Optimizing Leaky Private Information Retrieval Codes to Achieve ${O}(\log K)$ Leakage Ratio Exponent
Wenyuan Zhao, Yu-Shin Huang, Chao Tian, Alex Sprintson
TL;DR
The paper addresses leaky private information retrieval (L-PIR) under pure differential privacy by optimizing retrieval-pattern probabilities across a generalized TSC base code. It reveals a layered probability structure where keys with lower Hamming weight are more likely, and proves that focusing on a reduced TSC code with cyclic permutations suffices. The authors derive the optimal weight-based allocation $p_j=\frac{e^{(K-1-j)\epsilon}}{N\big(e^{\epsilon}+N-1\big)^{K-1}}$ and show the resulting leakage-exponent scales as $O(\log K)$ for fixed $D$ and $N$, a significant improvement over the prior $\Theta(K)$ bound. The results are established via reduction to the reduced scheme and KKT optimization, and they quantify the DP-PIR tradeoff with explicit expressions for download cost and leakage as functions of $\epsilon$, $K$, and $N$. This work substantially advances the practical design of privacy-leaky PIR systems by tightening the DP leakage-performance tradeoff.
Abstract
We study the problem of leaky private information retrieval (L-PIR), where the amount of privacy leakage is measured by the pure differential privacy parameter, referred to as the leakage ratio exponent.
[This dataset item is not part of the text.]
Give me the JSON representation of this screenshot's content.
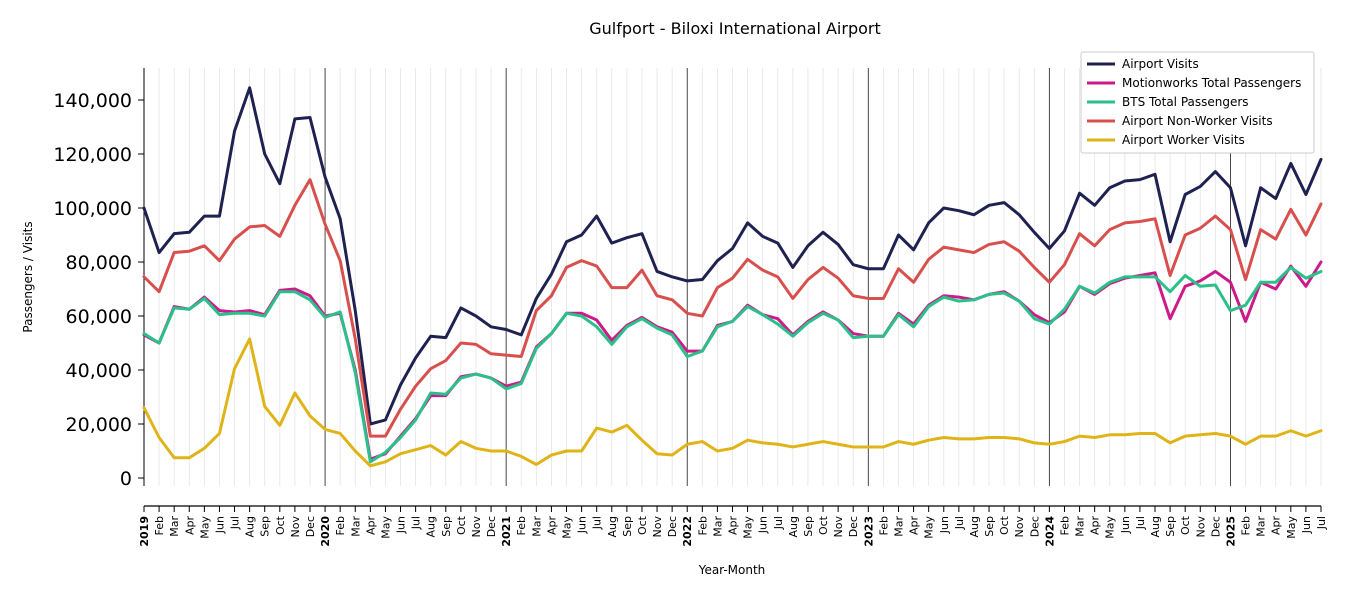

Unlike the previous L-PIR scheme proposed by Samy et al., which only adjusted the probability allocation to the clean (low-cost) retrieval pattern, we optimize the probabilities assigned to all the retrieval patterns jointly. It is demonstrated that the optimal retrieval pattern probability distribution is quite sophisticated and has a layered structure: the retrieval patterns associated with the random key values of lower Hamming weights should be assigned higher probabilities. This new scheme provides a significant improvement, leading to an ${O}(\log K)$ leakage ratio exponent with fixed download cost $D$ and number of servers $N$, in contrast to the previous art that only achieves a $Θ(K)$ exponent, where $K$ is the number of messages.